TAMPA – As the formal nomination of Republican presidential hopeful Mitt Romney got underway, a very, very vocal minority of Ron Paul supporters from Maine let their disappointment be known.
The elected Maine delegates were upset that through procedural maneuvers the party denied them the right to sit on the floor--so it was from the balcony they chanted, "Seat Maine now!" and interrupted proceedings to the point that Republican National Committee Chairman Reince Priebus had to ask the audience for "respect."
After attracting a media scrum of cameras and audio recorders, the group was peacefully escorted--or walked out--of the convention floor by security officials. The Mainers continued to voice their frustration in the hallways with a rousing chant of "Ron Paul!"

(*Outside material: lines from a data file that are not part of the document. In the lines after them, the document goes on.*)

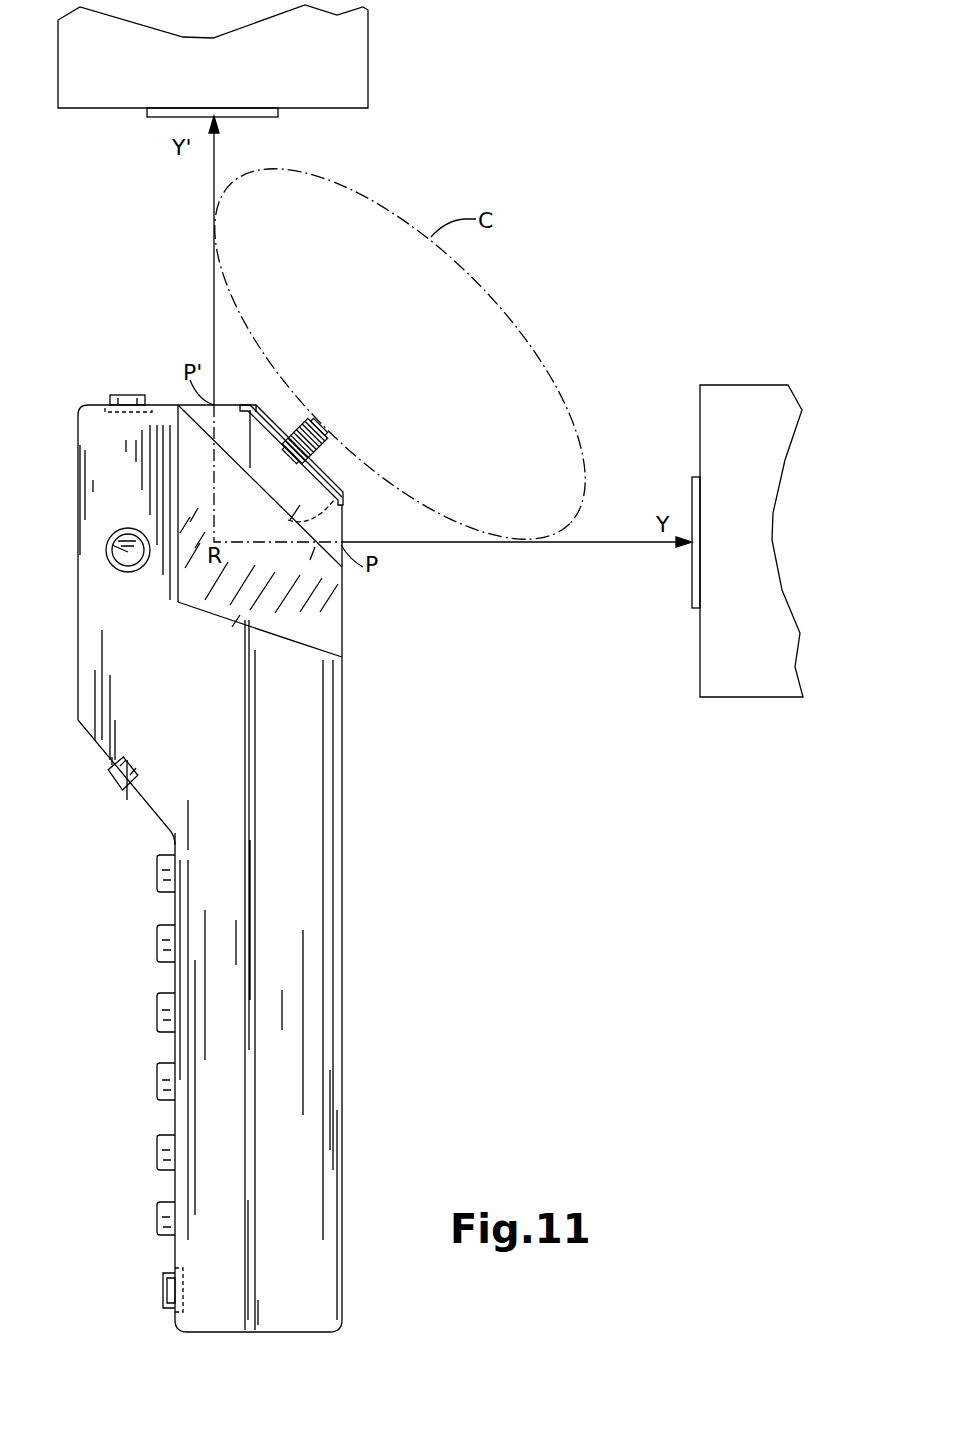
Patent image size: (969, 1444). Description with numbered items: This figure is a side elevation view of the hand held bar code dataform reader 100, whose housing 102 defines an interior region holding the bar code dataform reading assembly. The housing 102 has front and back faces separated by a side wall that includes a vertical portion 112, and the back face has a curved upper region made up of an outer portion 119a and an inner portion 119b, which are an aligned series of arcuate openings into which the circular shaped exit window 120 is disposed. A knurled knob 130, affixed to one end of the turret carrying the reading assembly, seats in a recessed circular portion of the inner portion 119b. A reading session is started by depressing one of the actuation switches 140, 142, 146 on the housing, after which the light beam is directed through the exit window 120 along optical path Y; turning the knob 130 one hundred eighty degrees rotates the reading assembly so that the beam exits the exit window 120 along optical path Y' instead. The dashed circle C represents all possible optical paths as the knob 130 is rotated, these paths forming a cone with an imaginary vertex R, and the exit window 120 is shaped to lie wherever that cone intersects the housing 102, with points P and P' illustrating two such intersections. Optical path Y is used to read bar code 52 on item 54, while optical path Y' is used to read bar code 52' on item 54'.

The item 54' is at (213, 56).
The bar code 52' is at (223, 131).
The item 54 is at (751, 541).
The bar code 52 is at (675, 563).
The hand held bar code dataform reader 100 is at (239, 841).
The housing 102 is at (358, 910).
The vertical portion of side wall 112 is at (217, 729).
The outer portion of upper region 119a is at (303, 598).
The inner portion of upper region 119b is at (343, 490).
The exit window 120 is at (310, 491).
The knurled knob 130 is at (301, 424).
The actuation switch 140 is at (130, 398).
The actuation switch 142 is at (118, 545).
The actuation switch 146 is at (108, 773).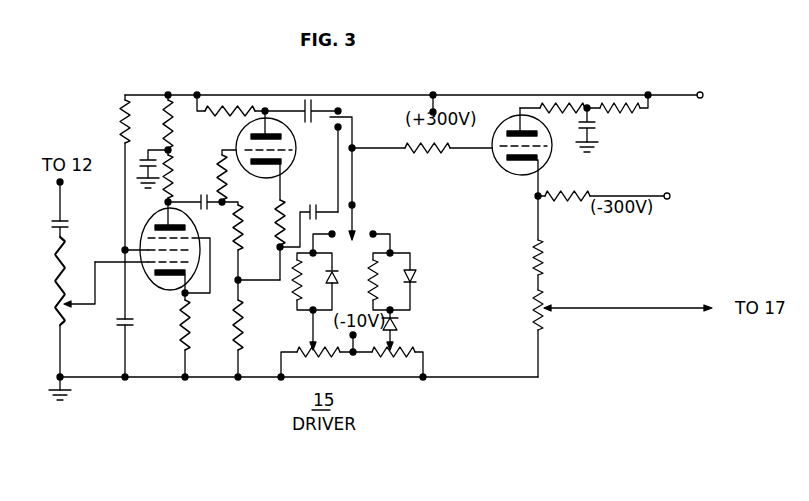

Paul, the Texas congressman who has inspired a passionate following based on his libertarian ideals, had visited the floor earlier in the day to meet with his supporters.
Though narrowly defeated by Romney in the Maine primary, Paul was able to get supporters into 21 of the 24 delegate spots to the national convention. Romney's camp cried foul and took advantage of procedural rules to diminish the Paul presence. The seated Maine delegation cast 14 votes for Romney and 10 for Paul.
Brian Violette, an alternative delegate from Aroostook County in Maine, was one of the most vociferous Paul-ites. He says he's disappointed with how the Mainers were treated by party officials.
"We were elected by the people of the Republican Party," he says. "You have to protest for election fraud and if you don't stand up for election fraud now, I mean, if your votes don't count, why even bother? Why even vote if your vote doesn't count?"
Violette calls the situation "ridiculous."
"We would have probably stood in line and voted for Romney in November, but not if he's going to do this for us," he says. "Not if he's going to disenfranchise the voters of the state of Maine. If you're going to do that, I will not stand with this party. This is ridiculous. These people were elected by the state and they're not allowed to be on the floor."
Maine Gov. Paul LePage, a Republican elected with Tea Party support in 2010, declined to attend the convention due to his disappointment with how things proceeded.
"We're very glad we had the support of him," Violette says.
Following the Maine skirmish, the nomination process continued as scheduled.